In 1972 during a homily on the Feast of Saints Peter and Paul, Pope Paul VI openly expressed his most profound angst, that
‘…from some fissure the smoke of Satan has entered the temple of God.’
There is doubt, incertitude, problematic, disquiet, dissatisfaction, confrontation. There is no longer trust of the Church; they trust the first profane prophet who speaks in some journal or some social movement, and they run after him and ask him if he has the formula of true life. And we are not alert to the fact that we are already the owners and masters of the formula of true life.
Doubt has entered our consciences, and it entered by windows that should have been open to the light. Science exists to give us truths that do not separate from God, but make us seek him all the more and celebrate him with greater intensity; instead, science gives us criticism and doubt. Scientists are those who more thoughtfully and more painfully exert their minds. But they end up teaching us: ‘I don’t know, we don’t know, we cannot know.’ [Emphasis supplied]
The school becomes the gymnasium of confusion and sometimes of absurd contradictions.
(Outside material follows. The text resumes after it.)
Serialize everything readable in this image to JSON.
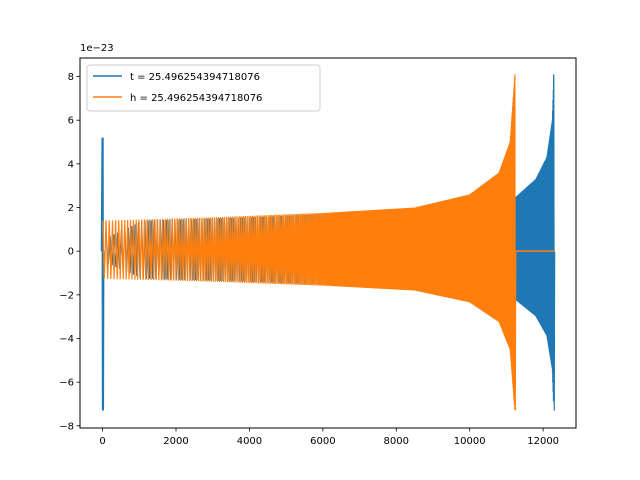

Progress is celebrated, only so that it can then be demolished with revolutions that are more radical and more strange, so as to negate everything that has been achieved, and to come away as primitives after having so exalted the advances of the modern world.
This state of uncertainty even holds sway in the Church. There was the belief that after the Council there would be a day of sunshine for the history of the Church. Instead, it is the arrival of a day of clouds, of tempest, of darkness, of research, of uncertainty.
…We believe in something that is preternatural that has come into the world,” he adds in the next paragraph, “precisely to disturb, to suffocate the fruits of the Ecumenical Council, and to impede the Church from breaking into the hymn of joy at having renewed in fullness its awareness of itself.”